The Smile Before the Slap: The Oscars Fracas
- dppalof
- Apr 7, 2022
- 4 min read
Updated: Apr 8, 2022

At risk of appearing to beat a dead horse, I will add my commentary to what has already been said about the Will Smith-Chris Rock incident at the Academy Awards. I want to focus on something that seems to have added to people's shock about the attack. Some of the stars present that night remarked that, during the hair joke that provoked the attack, Smith was smiling broadly. Then suddenly he was on his feet, charging Chris Rock and slapping him. Observers remarked that a glance at his wife and seeing the offense she was taking (she was, of course, the target of the joke) is what seemed to set him off. But how could he go so quickly from smiling to anger and attack? I think that it makes perfect sense – man sense.
Amy Cunningham’s essay “Why Women Smile” provides a helpful entryway into my topic. Appearing in its original form in 1993, it’s an essay often assigned to college students and one that I have taught many times to my students. The author begins with the fact that, in general, women smile more than men. For Cunningham, at the time she wrote the essay, this fact is a sign of women’s oppression. She writes, “Smiles are not the small and innocuous things that they appear to be.” She concedes that smiling often deescalates a situation; it often feels good and makes those around you feel good. Women, though, she argues, are raised to automatically smile no matter how they really feel or how people are treating them. They are trained to feel that they are responsible for men’s emotional upkeep and must smile and acquiesce to men. The smile doesn’t mean they’re happy; it means they’re submissive.
Many years ago, when I was in my early twenties, a male store clerk made some nasty remarks to me, and I just smiled and didn’t say anything back. Later, I was angry – not with him, but with myself because I had broken the man code. I had smiled submissively when another man was trying to assert a form of dominance over me. Growing up, at least back then in mid-20th century, as a young man you learn, without being told directly, that you don’t smile when someone is insulting you. That’s something women do, smile when they’re being verbally abused.
You can see this ethos of manhood in popular culture, particularly in the western. The Virginian, published in 1902, is often credited with being the first real western novel. It has a scene where, over a gambling table, a man is starting to call the Virginian a son of a bitch. The Virginian places his gun on the table and says a line destined to echo through many a Western movie: “When you call me that, SMILE.” In other words, “I’m the alpha male here and you need to smile to show you’re submissive to me.”
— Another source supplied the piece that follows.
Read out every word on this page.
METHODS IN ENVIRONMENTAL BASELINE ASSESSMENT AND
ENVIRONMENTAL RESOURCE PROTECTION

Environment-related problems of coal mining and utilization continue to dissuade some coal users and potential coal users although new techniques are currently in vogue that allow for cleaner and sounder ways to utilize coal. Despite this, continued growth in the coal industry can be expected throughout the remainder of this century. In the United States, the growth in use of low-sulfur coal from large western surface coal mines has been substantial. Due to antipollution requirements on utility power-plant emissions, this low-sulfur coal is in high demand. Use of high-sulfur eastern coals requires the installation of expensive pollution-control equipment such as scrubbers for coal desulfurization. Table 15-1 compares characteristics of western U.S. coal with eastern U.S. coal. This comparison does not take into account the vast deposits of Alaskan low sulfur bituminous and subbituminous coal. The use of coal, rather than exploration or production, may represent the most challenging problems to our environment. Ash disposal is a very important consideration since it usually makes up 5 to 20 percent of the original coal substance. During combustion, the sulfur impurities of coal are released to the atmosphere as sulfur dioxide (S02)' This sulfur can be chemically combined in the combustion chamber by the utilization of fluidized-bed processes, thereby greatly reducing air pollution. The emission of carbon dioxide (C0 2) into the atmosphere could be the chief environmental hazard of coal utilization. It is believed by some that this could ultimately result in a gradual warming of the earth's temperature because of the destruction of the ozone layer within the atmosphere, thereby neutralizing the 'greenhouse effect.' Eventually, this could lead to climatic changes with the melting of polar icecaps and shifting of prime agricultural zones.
Cunningham calls the socially induced smile requirement women’s “smile burden,” and she connects it with the civil rights movement of the 1960’s. Black men felt the smile burden, the need to smile to appear harmless and appease the violent white culture of slavery and segregation. She writes, “African-American males stopped smiling on the streets in the 1960’s, happily aware of the unsettling effect this action had on the white population.” When we see once popular images of broadly grinning black people in caricature form, we now view that as a racist invocation of past times of oppression.
Now we get to Will Smith whose warm and seemingly natural smile is part of his charm and appeal as an actor. There he is at the award ceremony. One moment he’s smiling and the next his wife is clueing him in that she is being disrespected and therefore he is being disrespected, like black men have been disrespected since before the birth of the republic. His trademark smile must have suddenly seemed self-betrayal. As he said in his acceptance speech, how long could he be expected to put up with this disrespect? When all that stood between him and redemption was the striding distance between his seat and his tormentor? Of course, this is just speculation. The bottom line, though, is you can’t just walk up to someone at an award ceremony, or most places, for that matter, and smack someone. It’s not the wild west.
What do my students think of Cunningham’s thesis? For some women, it strikes a chord. One older woman, a supervisor at work, said that if she fails to smile, other women come up to her and ask why she’s going around with “resting-bitch-face.” Most students, though, believe that, today, both men and women have to smile. It’s a general work requirement: we must go along to get along. At work, if the boss berates you, man or woman, you, figuratively at least, have to grin and bear it. And if women smile more, they say, it’s no big deal. Interestingly, fifteen years later, Cunningham attached a note to her essay in which she recants her view! She cites research showing that, even if you aren’t in the mood to smile, the very act of smiling will improve your mood. If women smile more than men, they’re better off for it. She ends her note by writing, “Smile freely and broadly. Get happy.” It’s quite a reversal, and, I think, goes too far. As you can see, I found her essay very useful in trying to understand Will Smith’s behavior.
As for the actor, I’m sure that he will one day return to the Oscar stage. Hollywood loves a come-back story, and it would kill in the ratings.